Mais comment alors garantir cette indépendance ?

Patrick Le Floch : L'indépendance est complexe à garantir dans la mesure où les entreprises sont des entreprises privées qui sont soumises comme toutes les entreprises à la réalisation d'un équilibre financier - sinon cela oblige les actionnaires à recapitaliser. On a donc d’un côté cette obligation pour les éditeurs et les propriétaires d'arriver à l'équilibre, et de l'autre côté, ce qui est problématique, le fait que des consommateurs ne sont pas toujours enclins à payer pour accéder à l'information. Donc le gros effort à réaliser, de la part des différents médias, que ce soit au niveau de  la presse écrite ou que ce soit au niveau des sites d'information sur Internet, c'est de réussir à toucher les consommateurs potentiels, en leur proposant une information de qualité en contrepartie d'un prix. Donc pour moi, la réponse, même si elle est complexe à réaliser, est assez simple. L’indépendance de la presse et des médias passe par la capacité des éditeurs à faire payer une information de qualité, par les consommateurs.
 
Fleur Pellerin souhaite renforcer les pouvoirs du CSA début 2016 pour garantir l’indépendance des médias. Que pensez-vous de ses propositions ?
 
Patrick Le Floch : Le CSA s’occupe principalement de l’audiovisuel, donc la télévision et la radio. Je ne sais pas si ses missions seront étendues à l’ensemble des médias mais c’est vrai qu’une autorité administrative indépendante a toujours un rôle à jouer là-dessus. Il est évident qu’à un moment donné, quand on veut s’assurer que le pluralisme de la presse et de l’information en général soit respecté, il faut une forme d’indépendance entre la propriété de l’entreprise et de la rédaction.
 
Y a t’il une différence entre la concentration des médias régionaux et des médias nationaux ?
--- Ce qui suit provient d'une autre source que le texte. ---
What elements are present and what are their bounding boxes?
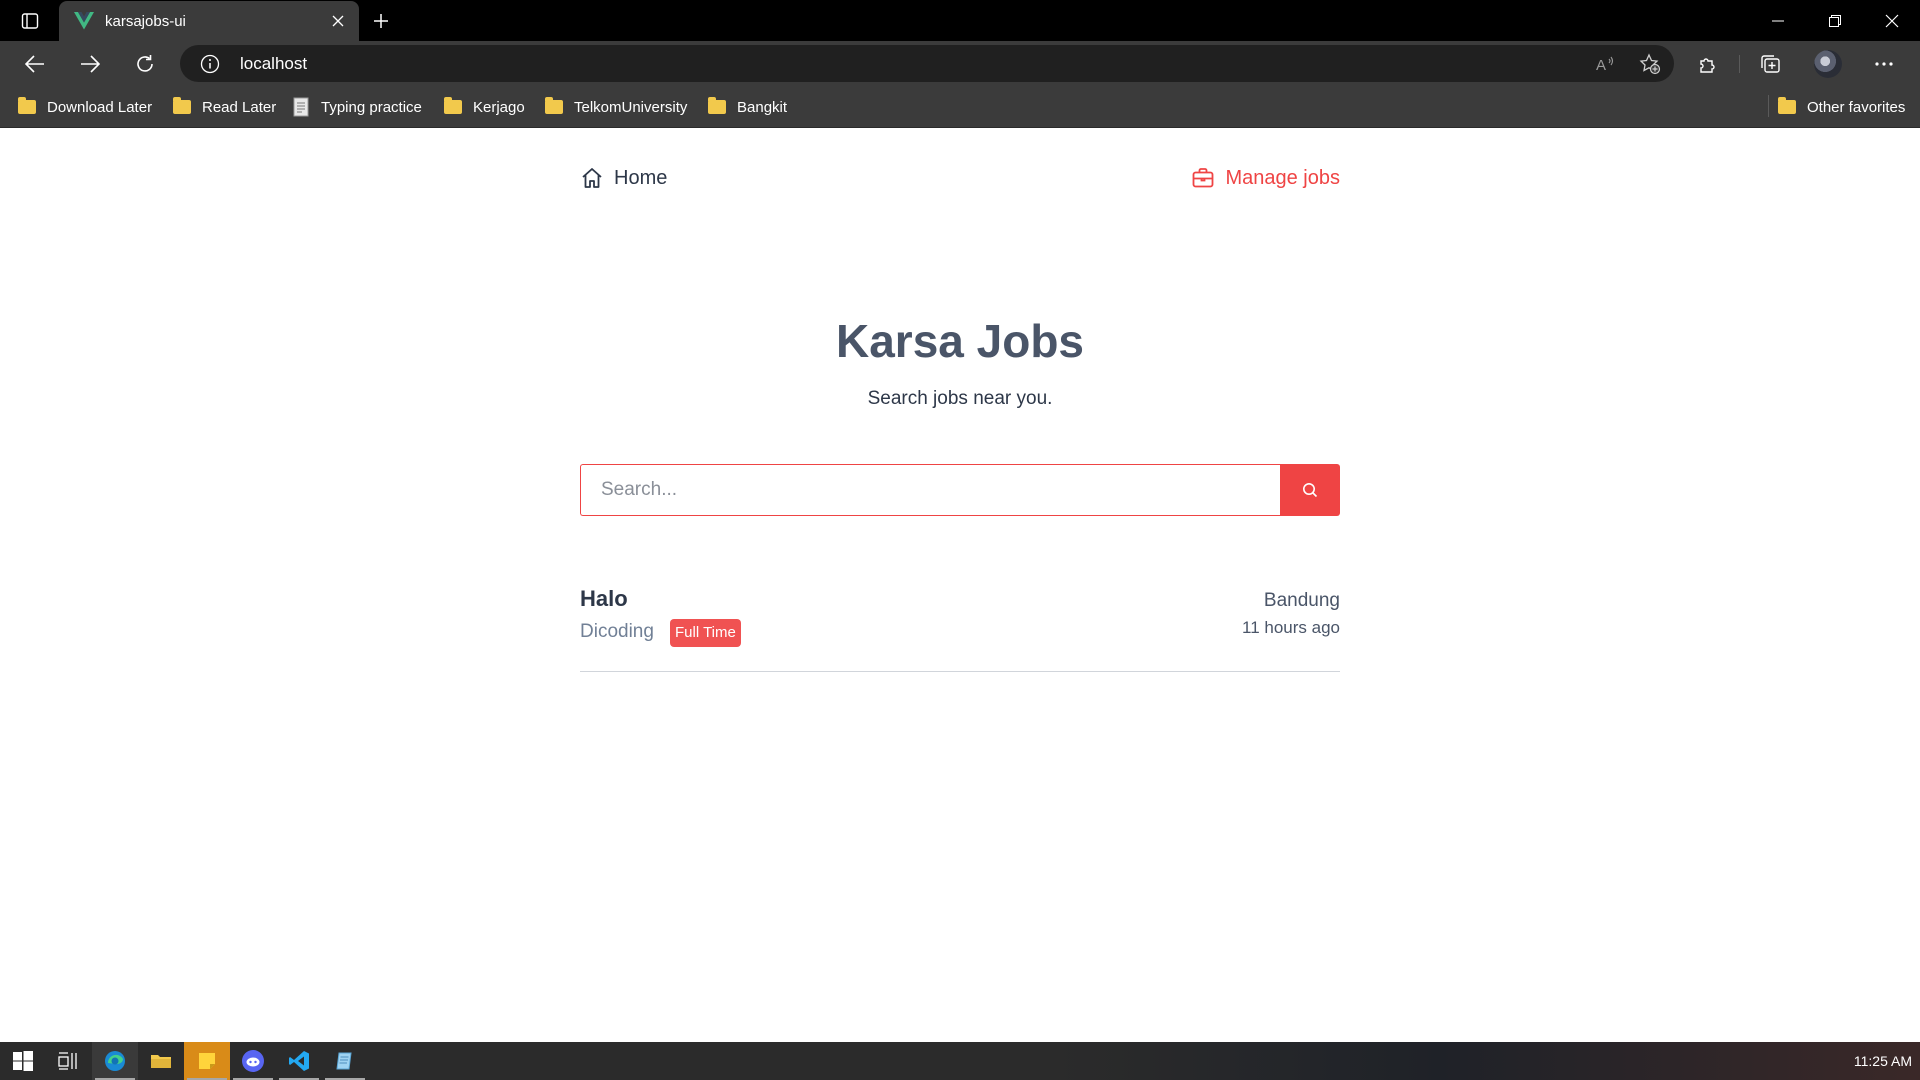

Patrick Le Floch : La concentration des médias nationaux est beaucoup plus faible. Elle est plus faible par exemple au niveau de la presse puisqu’il y a de nombreux quotidiens nationaux, différentes chaînes de télévision, tandis qu’au niveau local, vous avez une source principale déclinée sur différents supports, que ce soit avec la concentration de la propriété, de la presse régionale, de la presse hebdomadaire régionale, des radios, des sites d’info, etc. Donc au niveau national, la concentration est quand même beaucoup moins forte qu’elle ne l’est au niveau local.
 
Cette concentration a-t-elle des effets positifs pour la PQR ?
Patrick Le Floch : Tout dépend du propriétaire et des objectifs qu’il peut avoir. Ce que j’avais observé à l’époque, c’est que le taux de pénétration était significativement plus faible quand on avait un monopole que lorsqu’on avait une situation de concurrence. En Bretagne par exemple, Le Télégramme et Ouest France, deux journaux en concurrence frontale, investissaient énormément dans le rédactionnel en embauchant des journalistes, en augmentant la pagination et en recherchant une information « fraîche » qu’ils pouvaient donner aux lecteurs. Tout ceci contribuait au renforcement du taux de la pénétration de la presse quotidienne régionale sur le territoire. C’est ce qui me fait penser que la concurrence est « bonne » sur ces marchés-là pour le lecteur.
 
Ce sont les opérateurs de télécoms qui investissent le plus dans les médias ces derniers temps pour enrichir leur offre de services. Quels sont les avantages et les inconvénients de cette stratégie « tuyaux et contenus » ?
 
Patrick Le Floch : Il faut rappeler que ce phénomène n’est pas nouveau. On a connu des opérations de ce type engagées dès le début des années 2000 lorsqu’il y a eu la bulle Internet. Ce n’était pas simplement en France, mais beaucoup aussi en Allemagne où il y a eu de très gros investissements réalisés entre des entreprises de telcos et des entreprises de médias. L’idée de l’époque était qu’il devait y avoir une forme de convergence car les télécoms avaient des tuyaux et ils avaient besoin de contenus. Donc ils se sont rapprochés des médias. Ce qui se passe aujourd’hui avec le rachat d’un certain nombre d’entreprises de presse par le secteur des télécommunications s’explique par la faiblesse du prix de rachat des journaux. Les journaux sont vendus deux à trois fois moins chers qu’ils ne l’étaient il y a cinq ou six ans. Pour les opérateurs de télécommunications, ce sont des investissements qui ne représentent financièrement quasiment rien.